Regarding Kamaelia, the answer above doesn't really cover the benefit here. Kamaelia's approach provides a unified interface, which is pragmatic not perfect, for dealing with threads, generators & processes in a single system for concurrency.

Fundamentally it provides a metaphor of a running thing which has inboxes, and outboxes. You send messages to outboxes, and when wired together, messages flow from outboxes to inboxes. This metaphor/API remains the same whether you're using generators, threads or processes, or speaking to other systems.

The "not perfect" part is due to syntactic sugar not being added as yet for inboxes and outboxes (though this is under discussion) - there is a focus on safety/usability in the system.

Taking the producer consumer example using bare threading above, this becomes this in Kamaelia:

Pipeline(Producer(), Consumer() )

In this example it doesn't matter if these are threaded components or otherwise, the only difference is between them from a usage perspective is the baseclass for the component. Generator components communicate using lists, threaded components using Queue.Queues and process based using os.pipes.

The reason behind this approach though is to make it harder to make hard to debug bugs. In threading - or any shared memory concurrency you have, the number one problem you face is accidentally broken shared data updates. By using message passing you eliminate one class of bugs.

If you use bare threading and locks everywhere you're generally working on the assumption that when you write code that you won't make any mistakes. Whilst we all aspire to that, it's very rare that will happen. By wrapping up the locking behaviour in one place you simplify where things can go wrong. (Context handlers help, but don't help with accidental updates outside the context handler)

Obviously not every piece of code can be written as message passing and shared style which is why Kamaelia also has a simple software transactional memory (STM), which is a really neat idea with a nasty name - it's more like version control for variables - ie check out some variables, update them and commit back.
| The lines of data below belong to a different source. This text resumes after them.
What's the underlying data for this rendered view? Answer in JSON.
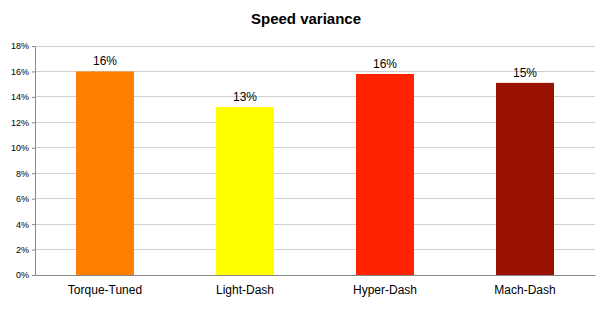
{
  "chart_data": {
    "type": "bar",
    "title": "Speed variance",
    "categories": [
      "Torque-Tuned",
      "Light-Dash",
      "Hyper-Dash",
      "Mach-Dash"
    ],
    "values": [
      16,
      13.2,
      15.8,
      15.1
    ],
    "value_labels": [
      "16%",
      "13%",
      "16%",
      "15%"
    ],
    "colors": [
      "#ff8000",
      "#ffff00",
      "#ff2200",
      "#991100"
    ],
    "ylim": [
      0,
      18
    ],
    "yticks": [
      {
        "value": 0,
        "label": "0%"
      },
      {
        "value": 2,
        "label": "2%"
      },
      {
        "value": 4,
        "label": "4%"
      },
      {
        "value": 6,
        "label": "6%"
      },
      {
        "value": 8,
        "label": "8%"
      },
      {
        "value": 10,
        "label": "10%"
      },
      {
        "value": 12,
        "label": "12%"
      },
      {
        "value": 14,
        "label": "14%"
      },
      {
        "value": 16,
        "label": "16%"
      },
      {
        "value": 18,
        "label": "18%"
      }
    ],
    "grid": true,
    "data_labels": true
  }
}
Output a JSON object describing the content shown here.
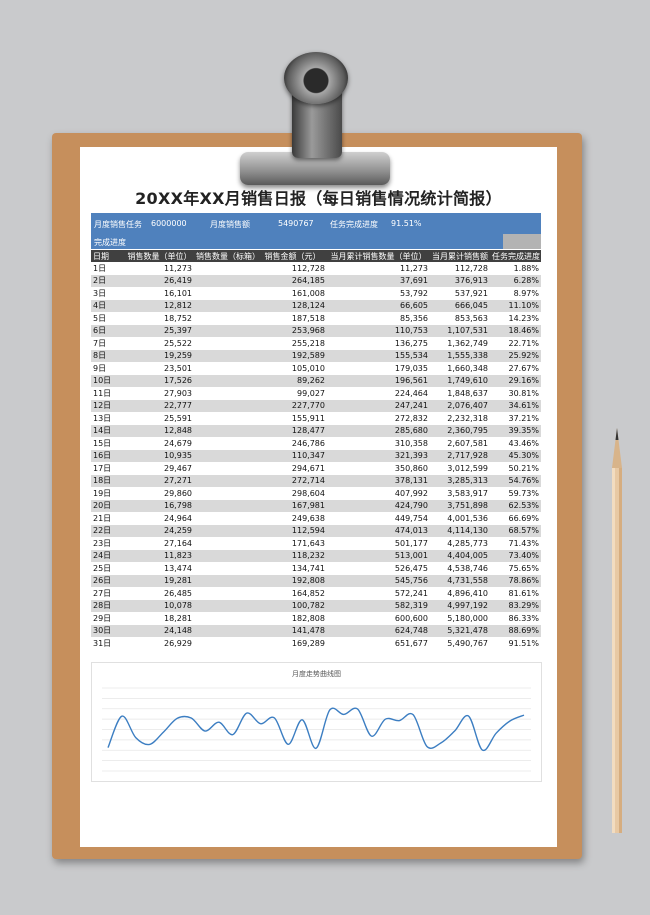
{
  "title": "20XX年XX月销售日报（每日销售情况统计简报）",
  "summary": {
    "monthly_task_label": "月度销售任务",
    "monthly_task_value": "6000000",
    "monthly_sales_label": "月度销售额",
    "monthly_sales_value": "5490767",
    "completion_label": "任务完成进度",
    "completion_value": "91.51%"
  },
  "progress": {
    "label": "完成进度",
    "fraction": 0.9151
  },
  "table": {
    "headers": [
      "日期",
      "销售数量（单位）",
      "销售数量（标箱）",
      "销售金额（元）",
      "当月累计销售数量（单位）",
      "当月累计销售额",
      "任务完成进度"
    ],
    "rows": [
      [
        "1日",
        "11,273",
        "",
        "112,728",
        "11,273",
        "112,728",
        "1.88%"
      ],
      [
        "2日",
        "26,419",
        "",
        "264,185",
        "37,691",
        "376,913",
        "6.28%"
      ],
      [
        "3日",
        "16,101",
        "",
        "161,008",
        "53,792",
        "537,921",
        "8.97%"
      ],
      [
        "4日",
        "12,812",
        "",
        "128,124",
        "66,605",
        "666,045",
        "11.10%"
      ],
      [
        "5日",
        "18,752",
        "",
        "187,518",
        "85,356",
        "853,563",
        "14.23%"
      ],
      [
        "6日",
        "25,397",
        "",
        "253,968",
        "110,753",
        "1,107,531",
        "18.46%"
      ],
      [
        "7日",
        "25,522",
        "",
        "255,218",
        "136,275",
        "1,362,749",
        "22.71%"
      ],
      [
        "8日",
        "19,259",
        "",
        "192,589",
        "155,534",
        "1,555,338",
        "25.92%"
      ],
      [
        "9日",
        "23,501",
        "",
        "105,010",
        "179,035",
        "1,660,348",
        "27.67%"
      ],
      [
        "10日",
        "17,526",
        "",
        "89,262",
        "196,561",
        "1,749,610",
        "29.16%"
      ],
      [
        "11日",
        "27,903",
        "",
        "99,027",
        "224,464",
        "1,848,637",
        "30.81%"
      ],
      [
        "12日",
        "22,777",
        "",
        "227,770",
        "247,241",
        "2,076,407",
        "34.61%"
      ],
      [
        "13日",
        "25,591",
        "",
        "155,911",
        "272,832",
        "2,232,318",
        "37.21%"
      ],
      [
        "14日",
        "12,848",
        "",
        "128,477",
        "285,680",
        "2,360,795",
        "39.35%"
      ],
      [
        "15日",
        "24,679",
        "",
        "246,786",
        "310,358",
        "2,607,581",
        "43.46%"
      ],
      [
        "16日",
        "10,935",
        "",
        "110,347",
        "321,393",
        "2,717,928",
        "45.30%"
      ],
      [
        "17日",
        "29,467",
        "",
        "294,671",
        "350,860",
        "3,012,599",
        "50.21%"
      ],
      [
        "18日",
        "27,271",
        "",
        "272,714",
        "378,131",
        "3,285,313",
        "54.76%"
      ],
      [
        "19日",
        "29,860",
        "",
        "298,604",
        "407,992",
        "3,583,917",
        "59.73%"
      ],
      [
        "20日",
        "16,798",
        "",
        "167,981",
        "424,790",
        "3,751,898",
        "62.53%"
      ],
      [
        "21日",
        "24,964",
        "",
        "249,638",
        "449,754",
        "4,001,536",
        "66.69%"
      ],
      [
        "22日",
        "24,259",
        "",
        "112,594",
        "474,013",
        "4,114,130",
        "68.57%"
      ],
      [
        "23日",
        "27,164",
        "",
        "171,643",
        "501,177",
        "4,285,773",
        "71.43%"
      ],
      [
        "24日",
        "11,823",
        "",
        "118,232",
        "513,001",
        "4,404,005",
        "73.40%"
      ],
      [
        "25日",
        "13,474",
        "",
        "134,741",
        "526,475",
        "4,538,746",
        "75.65%"
      ],
      [
        "26日",
        "19,281",
        "",
        "192,808",
        "545,756",
        "4,731,558",
        "78.86%"
      ],
      [
        "27日",
        "26,485",
        "",
        "164,852",
        "572,241",
        "4,896,410",
        "81.61%"
      ],
      [
        "28日",
        "10,078",
        "",
        "100,782",
        "582,319",
        "4,997,192",
        "83.29%"
      ],
      [
        "29日",
        "18,281",
        "",
        "182,808",
        "600,600",
        "5,180,000",
        "86.33%"
      ],
      [
        "30日",
        "24,148",
        "",
        "141,478",
        "624,748",
        "5,321,478",
        "88.69%"
      ],
      [
        "31日",
        "26,929",
        "",
        "169,289",
        "651,677",
        "5,490,767",
        "91.51%"
      ]
    ]
  },
  "chart_data": {
    "type": "line",
    "title": "月度走势曲线图",
    "x": [
      1,
      2,
      3,
      4,
      5,
      6,
      7,
      8,
      9,
      10,
      11,
      12,
      13,
      14,
      15,
      16,
      17,
      18,
      19,
      20,
      21,
      22,
      23,
      24,
      25,
      26,
      27,
      28,
      29,
      30,
      31
    ],
    "series": [
      {
        "values": [
          11273,
          26419,
          16101,
          12812,
          18752,
          25397,
          25522,
          19259,
          23501,
          17526,
          27903,
          22777,
          25591,
          12848,
          24679,
          10935,
          29467,
          27271,
          29860,
          16798,
          24964,
          24259,
          27164,
          11823,
          13474,
          19281,
          26485,
          10078,
          18281,
          24148,
          26929
        ]
      }
    ],
    "ylim": [
      0,
      40000
    ],
    "grid": true,
    "line_color": "#3c7ec2"
  }
}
If you get a clash you rinse and repeat.

Relevant links:

Anyway, I hope that's a useful answer. FWIW, the core reason behind Kamaelia's setup is to make concurrency safer & easier to use in python systems, without the tail wagging the dog. (ie the big bucket of components

I can understand why the other Kamaelia answer was modded down, since even to me it looks more like an ad than an answer. As the author of Kamaelia it's nice to see enthusiasm though I hope this contains a bit more relevant content :-)

And that's my way of saying, please take the caveat that this answer is by definition biased, but for me, Kamaelia's aim is to try and wrap what is IMO best practice. I'd suggest trying a few systems out, and seeing which works for you. (also if this is inappropriate for stack overflow, sorry - I'm new to this forum :-)

Michael Sparks
+12  A: 

You've already gotten a fair variety of answers, from "fake threads" all the way to external frameworks, but I've seen nobody mention Queue.Queue -- the "secret sauce" of CPython threading.
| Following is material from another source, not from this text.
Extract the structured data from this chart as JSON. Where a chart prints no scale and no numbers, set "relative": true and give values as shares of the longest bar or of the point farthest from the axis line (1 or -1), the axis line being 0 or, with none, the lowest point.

To expand: as long as you don't need to overlap pure-Python CPU-heavy processing (in which case you need multiprocessing -- but it comes with its own Queue implementation, too, so you can with some needed cautions apply the general advice I'm giving;-), Python's built-in threading will do... but it will do it much better if you use it advisedly, e.g., as follows.
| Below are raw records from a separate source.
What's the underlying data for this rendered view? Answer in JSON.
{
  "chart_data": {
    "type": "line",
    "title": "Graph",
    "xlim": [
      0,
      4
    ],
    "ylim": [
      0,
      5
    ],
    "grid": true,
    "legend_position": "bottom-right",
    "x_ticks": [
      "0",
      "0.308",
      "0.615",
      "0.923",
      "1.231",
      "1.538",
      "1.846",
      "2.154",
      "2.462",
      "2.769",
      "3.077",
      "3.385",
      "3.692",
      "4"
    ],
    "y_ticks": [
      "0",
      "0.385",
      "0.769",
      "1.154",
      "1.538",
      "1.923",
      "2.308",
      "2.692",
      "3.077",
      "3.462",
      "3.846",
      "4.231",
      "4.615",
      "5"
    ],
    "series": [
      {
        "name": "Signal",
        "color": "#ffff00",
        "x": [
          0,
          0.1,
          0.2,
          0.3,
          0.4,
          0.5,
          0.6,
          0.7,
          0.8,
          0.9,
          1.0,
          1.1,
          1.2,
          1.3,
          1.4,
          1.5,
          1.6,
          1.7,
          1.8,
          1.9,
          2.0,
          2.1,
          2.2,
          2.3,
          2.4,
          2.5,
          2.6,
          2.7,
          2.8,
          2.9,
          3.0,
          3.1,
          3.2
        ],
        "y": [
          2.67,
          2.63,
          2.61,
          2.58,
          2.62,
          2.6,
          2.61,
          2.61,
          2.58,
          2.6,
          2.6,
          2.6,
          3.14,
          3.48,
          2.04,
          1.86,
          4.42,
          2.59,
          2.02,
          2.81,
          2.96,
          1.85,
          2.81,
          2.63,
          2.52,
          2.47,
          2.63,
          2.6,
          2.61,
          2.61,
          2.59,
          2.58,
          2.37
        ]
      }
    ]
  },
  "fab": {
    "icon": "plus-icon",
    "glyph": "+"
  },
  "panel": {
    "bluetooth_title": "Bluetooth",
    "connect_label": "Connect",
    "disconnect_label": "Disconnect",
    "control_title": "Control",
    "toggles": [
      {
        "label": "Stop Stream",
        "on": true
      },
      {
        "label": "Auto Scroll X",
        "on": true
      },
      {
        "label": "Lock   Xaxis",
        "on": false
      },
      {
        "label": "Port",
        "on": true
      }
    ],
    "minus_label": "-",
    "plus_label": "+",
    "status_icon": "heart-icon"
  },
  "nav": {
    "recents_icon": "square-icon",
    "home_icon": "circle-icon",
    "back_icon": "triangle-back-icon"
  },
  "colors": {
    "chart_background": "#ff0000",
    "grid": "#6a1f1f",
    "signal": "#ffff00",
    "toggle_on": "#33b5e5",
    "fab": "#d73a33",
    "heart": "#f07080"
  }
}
"Forget" shared memory, supposedly the main plus of threading vs multiprocessing -- it doesn't work well, it doesn't scale well, never has, never will. Use shared memory only for data structures that are set up once before you spawn sub-threads and never changed afterwards -- for everything else, make a single thread responsible for that resource, and communicate with that thread via Queue.

Devote a specialized thread to every resource you'd normally think to protect by locks: a mutable data structure or cohesive group thereof, a connection to an external process (a DB, an XMLRPC server, etc), an external file, etc, etc. Get a small thread pool going for general purpose tasks that don't have or need a dedicated resource of that kind -- don't spawn threads as and when needed, or the thread-switching overhead will overwhelm you.

Communication between two threads is always via Queue.Queue -- a form of message passing, the only sane foundation for multiprocessing (besides transactional-memory, which is promising but for which I know of no production-worthy implementations except In Haskell).

Each dedicated thread managing a single resource (or small cohesive set of resources) listens for requests on a specific Queue.Queue instance. Threads in a pool wait on a single shared Queue.Queue (Queue is solidly threadsafe and won't fail you in this).

Threads that just need to queue up a request on some queue (shared or dedicated) do so without waiting for results, and move on. Threads that eventually DO need a result or confirmation for a request queue a pair (request, receivingqueue) with an instance of Queue.Queue they just made, and eventually, when the response or confirmation is indispensable in order to proceed, they get (waiting) from their receivingqueue. Be sure you're ready to get error-responses as well as real responses or confirmations (Twisted's deferreds are great at organizing this kind of structured response, BTW!).

You can also use Queue to "park" instances of resources which can be used by any one thread but never be shared among multiple threads at one time (DB connections with some DBAPI compoents, cursors with others, etc) -- this lets you relax the dedicated-thread requirement in favor of more pooling (a pool thread that gets from the shared queue a request needing a queueable resource will get that resource from the apppropriate queue, waiting if necessary, etc etc).

Twisted is actually a good way to organize this minuet (or square dance as the case may be), not just thanks to deferreds but because of its sound, solid, highly scalable base architecture: you may arrange things to use threads or subprocesses only when truly warranted, while doing most things normally considered thread-worthy in a single event-driven thread.

But, I realize Twisted is not for everybody -- the "dedicate or pool resources, use Queue up the wazoo, never do anything needing a Lock or, Guido forbid, any synchronization procedure even more advanced, such as semaphore or condition" approach can still be used even if you just can't wrap your head around async event-driven methodologies, and will still deliver more reliability and performance than any other widely-applicable threading approach I've ever stumbled upon.

Alex Martelli
If you could favorite an answer I would do so for this one. It's one of the most thought-provoking ones I've found on Stack Overflow.
quark
@quark, thanks for the kind words, and, glad you liked it!
Alex Martelli